State Department spokesperson Matthew Miller denied Raisi’s assertion, telling reporters on Tuesday afternoon that the funds would arrive in banks in Qatar and would be “under strict oversight” by the Treasury Department.

“The money can only be used for humanitarian purposes,” Miller told reporters. “We will remain vigilant in watching the spending of those funds and have the ability to freeze them again if we need to.”

Raisi might’ve been “playing to his domestic audience,” National Security Council spokesperson John Kirby said on MSNBC on Tuesday, adding that “the parameters of this arrangement are very clear.”

On top of unfreezing the money, the plan involves Iran releasing five Americans in exchange for the U.S. freeing a handful of imprisoned Iranians, a person briefed on the deal by the State Department, who was granted anonymity because of the issue’s sensitivity, told POLITICO in August.

The deal is still coming under fire from Republican lawmakers, who say Washington shouldn’t be doing business with Tehran at all.

“There’s NO downside for dictatorships, like Iran or Russia, to take Americans hostage,” Rep. Mike Waltz (R-Fla.) tweeted on Tuesday morning. “With Biden, these regimes always get a good deal in the end and that’s why they’ll keep doing it.”

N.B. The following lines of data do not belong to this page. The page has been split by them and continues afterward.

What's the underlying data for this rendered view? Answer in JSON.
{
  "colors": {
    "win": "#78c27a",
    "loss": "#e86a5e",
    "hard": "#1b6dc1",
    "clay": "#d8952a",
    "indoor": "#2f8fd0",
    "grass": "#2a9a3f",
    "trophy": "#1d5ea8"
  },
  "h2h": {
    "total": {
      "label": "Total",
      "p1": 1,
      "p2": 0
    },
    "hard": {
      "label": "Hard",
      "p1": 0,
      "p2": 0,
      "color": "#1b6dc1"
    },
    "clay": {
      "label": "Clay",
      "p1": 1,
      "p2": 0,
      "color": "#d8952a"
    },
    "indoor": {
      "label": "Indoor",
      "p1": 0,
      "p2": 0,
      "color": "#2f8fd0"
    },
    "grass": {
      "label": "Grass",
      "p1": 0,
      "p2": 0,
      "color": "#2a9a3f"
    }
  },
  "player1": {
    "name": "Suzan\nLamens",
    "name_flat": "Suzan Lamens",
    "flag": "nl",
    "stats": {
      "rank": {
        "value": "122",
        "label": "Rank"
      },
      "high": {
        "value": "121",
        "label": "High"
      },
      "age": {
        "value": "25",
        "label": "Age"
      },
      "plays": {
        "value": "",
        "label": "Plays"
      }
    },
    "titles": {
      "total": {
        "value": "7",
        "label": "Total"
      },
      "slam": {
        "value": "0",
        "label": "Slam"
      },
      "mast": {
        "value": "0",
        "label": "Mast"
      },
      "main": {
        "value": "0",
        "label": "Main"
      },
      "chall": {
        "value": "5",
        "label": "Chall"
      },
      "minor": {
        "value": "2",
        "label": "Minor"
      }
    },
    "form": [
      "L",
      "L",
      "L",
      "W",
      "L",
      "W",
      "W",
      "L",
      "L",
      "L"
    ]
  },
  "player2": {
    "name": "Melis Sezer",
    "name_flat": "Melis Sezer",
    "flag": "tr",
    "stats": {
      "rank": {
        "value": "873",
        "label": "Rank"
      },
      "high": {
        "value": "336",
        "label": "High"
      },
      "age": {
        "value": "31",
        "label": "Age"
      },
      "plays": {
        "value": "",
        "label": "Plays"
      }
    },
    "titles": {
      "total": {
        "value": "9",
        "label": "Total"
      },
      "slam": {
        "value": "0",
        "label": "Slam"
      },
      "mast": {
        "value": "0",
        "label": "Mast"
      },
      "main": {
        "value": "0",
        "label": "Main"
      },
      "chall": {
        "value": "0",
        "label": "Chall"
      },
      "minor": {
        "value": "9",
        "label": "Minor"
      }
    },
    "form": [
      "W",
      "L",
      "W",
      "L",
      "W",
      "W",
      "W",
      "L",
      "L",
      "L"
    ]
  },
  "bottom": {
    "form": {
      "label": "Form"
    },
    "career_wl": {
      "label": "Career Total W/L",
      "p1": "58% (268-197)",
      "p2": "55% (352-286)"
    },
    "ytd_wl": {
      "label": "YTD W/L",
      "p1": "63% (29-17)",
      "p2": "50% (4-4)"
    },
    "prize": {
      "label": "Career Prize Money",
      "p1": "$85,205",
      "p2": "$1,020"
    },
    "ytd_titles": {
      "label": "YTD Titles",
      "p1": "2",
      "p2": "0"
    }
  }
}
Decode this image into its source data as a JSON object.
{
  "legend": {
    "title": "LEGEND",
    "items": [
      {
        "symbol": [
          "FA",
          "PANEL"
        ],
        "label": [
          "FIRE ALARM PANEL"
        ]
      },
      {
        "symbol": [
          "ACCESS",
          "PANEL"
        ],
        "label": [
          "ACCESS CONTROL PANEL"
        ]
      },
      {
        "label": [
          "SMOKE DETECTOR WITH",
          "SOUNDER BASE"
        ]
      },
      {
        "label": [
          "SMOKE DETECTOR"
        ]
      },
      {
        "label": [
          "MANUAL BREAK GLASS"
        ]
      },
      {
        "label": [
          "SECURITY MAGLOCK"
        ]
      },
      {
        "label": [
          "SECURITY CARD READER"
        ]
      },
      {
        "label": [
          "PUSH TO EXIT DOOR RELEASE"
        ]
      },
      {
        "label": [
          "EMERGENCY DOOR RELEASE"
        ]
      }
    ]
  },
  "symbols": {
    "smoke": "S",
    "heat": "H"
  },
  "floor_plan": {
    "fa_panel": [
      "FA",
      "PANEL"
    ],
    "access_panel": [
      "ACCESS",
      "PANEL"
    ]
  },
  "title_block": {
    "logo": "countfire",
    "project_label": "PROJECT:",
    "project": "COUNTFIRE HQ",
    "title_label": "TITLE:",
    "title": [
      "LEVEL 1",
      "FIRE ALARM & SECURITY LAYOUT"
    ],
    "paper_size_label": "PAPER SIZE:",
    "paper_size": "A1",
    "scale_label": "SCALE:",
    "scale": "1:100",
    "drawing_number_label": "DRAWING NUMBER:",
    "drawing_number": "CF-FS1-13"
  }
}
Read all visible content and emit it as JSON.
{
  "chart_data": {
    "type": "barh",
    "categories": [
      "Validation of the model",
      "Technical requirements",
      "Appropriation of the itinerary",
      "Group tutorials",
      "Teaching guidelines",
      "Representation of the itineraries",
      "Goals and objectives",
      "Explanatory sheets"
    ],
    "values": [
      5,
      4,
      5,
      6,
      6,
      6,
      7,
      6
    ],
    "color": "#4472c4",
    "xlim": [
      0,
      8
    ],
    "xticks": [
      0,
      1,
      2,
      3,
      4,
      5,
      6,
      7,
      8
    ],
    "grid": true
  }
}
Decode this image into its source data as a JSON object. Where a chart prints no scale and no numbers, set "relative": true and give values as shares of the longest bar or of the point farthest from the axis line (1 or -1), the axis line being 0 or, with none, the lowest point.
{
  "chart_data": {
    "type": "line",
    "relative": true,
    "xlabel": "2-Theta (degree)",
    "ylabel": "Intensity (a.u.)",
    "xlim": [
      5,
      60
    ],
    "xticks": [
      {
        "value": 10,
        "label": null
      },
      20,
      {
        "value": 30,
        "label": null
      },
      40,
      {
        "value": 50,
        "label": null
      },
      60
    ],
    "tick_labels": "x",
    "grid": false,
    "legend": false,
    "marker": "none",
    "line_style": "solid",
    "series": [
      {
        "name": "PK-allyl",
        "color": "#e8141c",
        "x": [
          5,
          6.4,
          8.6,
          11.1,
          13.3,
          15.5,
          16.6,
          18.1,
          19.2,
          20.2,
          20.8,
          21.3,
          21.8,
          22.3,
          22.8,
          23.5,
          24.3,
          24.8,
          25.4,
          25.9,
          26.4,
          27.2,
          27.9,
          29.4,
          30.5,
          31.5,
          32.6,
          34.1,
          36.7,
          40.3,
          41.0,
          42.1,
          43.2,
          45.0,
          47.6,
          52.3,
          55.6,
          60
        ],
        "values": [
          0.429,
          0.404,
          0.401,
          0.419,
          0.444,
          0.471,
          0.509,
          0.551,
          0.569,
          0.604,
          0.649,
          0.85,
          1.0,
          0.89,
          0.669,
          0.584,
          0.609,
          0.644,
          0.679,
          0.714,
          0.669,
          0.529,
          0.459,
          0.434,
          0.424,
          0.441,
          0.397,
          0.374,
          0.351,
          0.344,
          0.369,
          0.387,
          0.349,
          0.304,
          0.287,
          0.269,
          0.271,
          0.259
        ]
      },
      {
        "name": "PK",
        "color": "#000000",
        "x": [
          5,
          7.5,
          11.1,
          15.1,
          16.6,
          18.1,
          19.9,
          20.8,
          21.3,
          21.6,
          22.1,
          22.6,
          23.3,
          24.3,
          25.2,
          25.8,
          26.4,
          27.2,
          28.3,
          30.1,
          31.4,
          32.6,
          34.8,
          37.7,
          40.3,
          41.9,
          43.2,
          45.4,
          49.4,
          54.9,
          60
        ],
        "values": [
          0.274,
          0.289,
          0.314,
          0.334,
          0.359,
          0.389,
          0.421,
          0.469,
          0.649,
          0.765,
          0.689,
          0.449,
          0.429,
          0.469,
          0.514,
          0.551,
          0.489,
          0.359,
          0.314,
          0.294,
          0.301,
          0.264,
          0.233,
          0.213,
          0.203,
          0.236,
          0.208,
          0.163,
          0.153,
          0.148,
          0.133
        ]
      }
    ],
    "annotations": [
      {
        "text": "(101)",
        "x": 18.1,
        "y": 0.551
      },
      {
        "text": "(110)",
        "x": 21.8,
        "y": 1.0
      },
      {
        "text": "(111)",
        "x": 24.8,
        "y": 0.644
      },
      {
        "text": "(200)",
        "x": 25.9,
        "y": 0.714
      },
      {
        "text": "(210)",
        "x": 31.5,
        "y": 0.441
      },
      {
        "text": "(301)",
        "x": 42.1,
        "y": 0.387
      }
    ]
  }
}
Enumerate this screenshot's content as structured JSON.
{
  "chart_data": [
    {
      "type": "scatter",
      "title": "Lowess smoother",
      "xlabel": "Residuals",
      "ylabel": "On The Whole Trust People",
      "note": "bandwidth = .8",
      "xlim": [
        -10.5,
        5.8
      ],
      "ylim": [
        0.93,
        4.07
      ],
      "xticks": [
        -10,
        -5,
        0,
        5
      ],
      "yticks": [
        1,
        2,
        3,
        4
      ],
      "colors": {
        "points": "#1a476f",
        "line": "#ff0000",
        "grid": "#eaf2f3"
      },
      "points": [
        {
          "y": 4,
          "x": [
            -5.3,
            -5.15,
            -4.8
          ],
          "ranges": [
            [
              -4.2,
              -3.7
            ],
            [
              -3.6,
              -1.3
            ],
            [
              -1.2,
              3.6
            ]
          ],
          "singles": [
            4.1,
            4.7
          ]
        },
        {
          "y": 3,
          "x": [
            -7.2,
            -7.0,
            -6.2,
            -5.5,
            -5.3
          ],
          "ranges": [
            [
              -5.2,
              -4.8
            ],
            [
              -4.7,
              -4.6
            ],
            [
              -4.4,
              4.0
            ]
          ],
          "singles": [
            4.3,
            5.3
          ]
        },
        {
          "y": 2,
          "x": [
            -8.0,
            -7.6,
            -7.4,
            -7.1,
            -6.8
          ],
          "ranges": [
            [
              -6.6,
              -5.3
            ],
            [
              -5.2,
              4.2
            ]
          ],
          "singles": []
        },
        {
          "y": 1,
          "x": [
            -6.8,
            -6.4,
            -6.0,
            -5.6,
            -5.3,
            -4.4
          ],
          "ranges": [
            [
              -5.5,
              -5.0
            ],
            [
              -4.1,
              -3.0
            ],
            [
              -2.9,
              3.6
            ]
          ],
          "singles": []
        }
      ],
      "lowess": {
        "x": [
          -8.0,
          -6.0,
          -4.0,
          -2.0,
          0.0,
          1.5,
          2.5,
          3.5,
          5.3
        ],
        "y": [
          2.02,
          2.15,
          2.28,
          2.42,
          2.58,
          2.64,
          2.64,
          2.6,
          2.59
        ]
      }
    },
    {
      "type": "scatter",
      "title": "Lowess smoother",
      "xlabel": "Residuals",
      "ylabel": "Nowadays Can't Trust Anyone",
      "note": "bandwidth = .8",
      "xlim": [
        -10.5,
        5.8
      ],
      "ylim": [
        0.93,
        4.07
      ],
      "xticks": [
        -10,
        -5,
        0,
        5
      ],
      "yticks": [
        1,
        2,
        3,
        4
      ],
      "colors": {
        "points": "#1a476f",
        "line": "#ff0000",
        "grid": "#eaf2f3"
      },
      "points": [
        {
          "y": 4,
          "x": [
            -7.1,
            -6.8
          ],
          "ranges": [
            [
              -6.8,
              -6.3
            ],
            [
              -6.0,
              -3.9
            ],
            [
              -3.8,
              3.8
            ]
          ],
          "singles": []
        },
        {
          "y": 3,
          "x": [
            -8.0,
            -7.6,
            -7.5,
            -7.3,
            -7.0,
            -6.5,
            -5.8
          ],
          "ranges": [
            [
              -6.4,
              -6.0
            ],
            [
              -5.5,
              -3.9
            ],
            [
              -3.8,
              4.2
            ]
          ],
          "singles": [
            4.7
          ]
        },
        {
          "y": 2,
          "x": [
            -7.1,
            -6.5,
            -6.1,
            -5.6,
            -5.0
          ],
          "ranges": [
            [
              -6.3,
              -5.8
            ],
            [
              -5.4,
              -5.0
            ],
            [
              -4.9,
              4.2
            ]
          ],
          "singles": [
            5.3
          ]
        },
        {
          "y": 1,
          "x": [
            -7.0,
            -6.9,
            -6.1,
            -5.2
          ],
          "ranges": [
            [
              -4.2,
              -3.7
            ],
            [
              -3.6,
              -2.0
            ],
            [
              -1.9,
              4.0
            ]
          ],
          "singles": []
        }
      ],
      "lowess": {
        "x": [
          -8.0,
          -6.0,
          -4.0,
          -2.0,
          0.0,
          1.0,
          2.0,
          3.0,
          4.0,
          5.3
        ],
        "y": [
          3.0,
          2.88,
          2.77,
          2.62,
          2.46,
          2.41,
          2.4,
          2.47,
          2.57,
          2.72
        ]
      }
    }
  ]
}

Rep. Ben Cline (R-Va.) called the deal “naive and dangerous.”

But Miller insisted that without such negotiations, the Americans would never be freed.

“Iran is not going to release these American citizens out of the goodness of their heart,” he said. “That is not real life, not how this works, that was never going to happen. We have to make tough choices and engage in tough negotiations to bring these American citizens home.”